Bu Aliyah tertawa pelan. "Ibu kenal kamu udah lama jadi ibu tau kalau kamu berubah dari biasanya. Lagipula gak sulit membaca suasana hati kamu, sudah terpatri jelas dari muka mu."
Sava tersenyum membenarkan perkataan Ibu Aliyah.
"Kalau ada yang mau diceritakan. Ibu siap dengerinnya."
Sava menarik napas panjang lalu menghembuskannya perlahan. "Dia.. Dia kembali bu." Akhirnya Sava mau menceritakan apa yang selama ini menjadi beban pikirannya kepada wanita yang sudah ia anggap seperti ibu kandungnya sendiri.
Bu Aliyah masih mendengarkan Sava bercerita sambil menahan isak tangis. Beberapa kali juga Bu Aliyah mengusap pelan punggung Sava untuk menenangkannya. "Sava sayang, anak ibu. Coba dengerin ibu."
Sava mengangguk dan mengusap air mata dengan punggung tangannya.
"Kamu harus tau bahwa masa lalu itu pasti akan terus menghantui kamu. Kamu harus menerimanya jangan malah memusuhinya. Setiap peristiwa yang terjadi pada diri kita pasti ada hikmah yang bisa kita ambil. Sudah Sembilan tahun, Nak. Kamu harus mengikhlaskannya. Memaafkannya maka dari itu hidup kamu akan lebih tenang."
"Selama ini aku mencoba untuk melupakan dan ikhlas, tapi selalu gagal. Apalagi saat aku tau kalau dia kembali lagi. Sava benci sama dia bu."

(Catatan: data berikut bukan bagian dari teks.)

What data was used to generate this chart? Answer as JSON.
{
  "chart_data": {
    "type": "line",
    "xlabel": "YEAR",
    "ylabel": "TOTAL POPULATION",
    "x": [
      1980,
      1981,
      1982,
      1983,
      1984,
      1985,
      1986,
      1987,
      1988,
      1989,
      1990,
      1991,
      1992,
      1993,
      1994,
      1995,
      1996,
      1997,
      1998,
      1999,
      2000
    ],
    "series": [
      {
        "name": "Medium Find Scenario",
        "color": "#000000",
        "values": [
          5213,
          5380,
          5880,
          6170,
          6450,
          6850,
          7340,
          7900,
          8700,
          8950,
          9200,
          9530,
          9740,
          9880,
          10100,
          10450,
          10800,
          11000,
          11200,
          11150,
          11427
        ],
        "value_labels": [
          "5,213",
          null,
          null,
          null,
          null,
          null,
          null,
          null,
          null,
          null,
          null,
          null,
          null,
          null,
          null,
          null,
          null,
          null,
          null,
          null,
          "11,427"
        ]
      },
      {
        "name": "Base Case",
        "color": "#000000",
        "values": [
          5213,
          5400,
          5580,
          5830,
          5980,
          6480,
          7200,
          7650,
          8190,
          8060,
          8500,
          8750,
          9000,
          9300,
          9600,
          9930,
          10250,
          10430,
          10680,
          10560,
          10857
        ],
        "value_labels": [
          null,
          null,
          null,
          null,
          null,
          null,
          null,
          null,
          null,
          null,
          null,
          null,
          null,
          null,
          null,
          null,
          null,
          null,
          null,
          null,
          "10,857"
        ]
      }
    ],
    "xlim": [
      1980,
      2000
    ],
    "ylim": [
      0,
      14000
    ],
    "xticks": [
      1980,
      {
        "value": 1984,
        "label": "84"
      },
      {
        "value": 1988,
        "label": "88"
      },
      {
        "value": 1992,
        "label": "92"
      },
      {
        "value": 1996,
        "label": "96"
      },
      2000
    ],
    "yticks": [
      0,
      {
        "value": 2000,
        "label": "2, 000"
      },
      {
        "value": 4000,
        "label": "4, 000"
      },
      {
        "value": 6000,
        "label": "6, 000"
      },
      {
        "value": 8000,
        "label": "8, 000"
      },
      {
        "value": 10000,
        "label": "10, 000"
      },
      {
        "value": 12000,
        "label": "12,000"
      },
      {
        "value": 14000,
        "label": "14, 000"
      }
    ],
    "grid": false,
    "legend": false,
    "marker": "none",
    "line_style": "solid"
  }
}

Bu Aliyah menarik napas panjang. "Sava, cobalah untuk memaafkan Tristan. Ibu tau ini tidak mudah. Selesaikan baik-baik masalah mu dengan dia. Bicarakan baik-baik."
"Apa harus bu? Dengan melihatnya saja itu udah cukup buat sakit."
Bu Aliyah membelai lembut rambut Sava yang panjang dan bergelombang. "Kalau kamu mau semua masalah ini selesai maka kamu harus benar-benar menyelesaikannya."
Nasehat dari Bu Aliyah cukup membuatnya mempertimbangkan.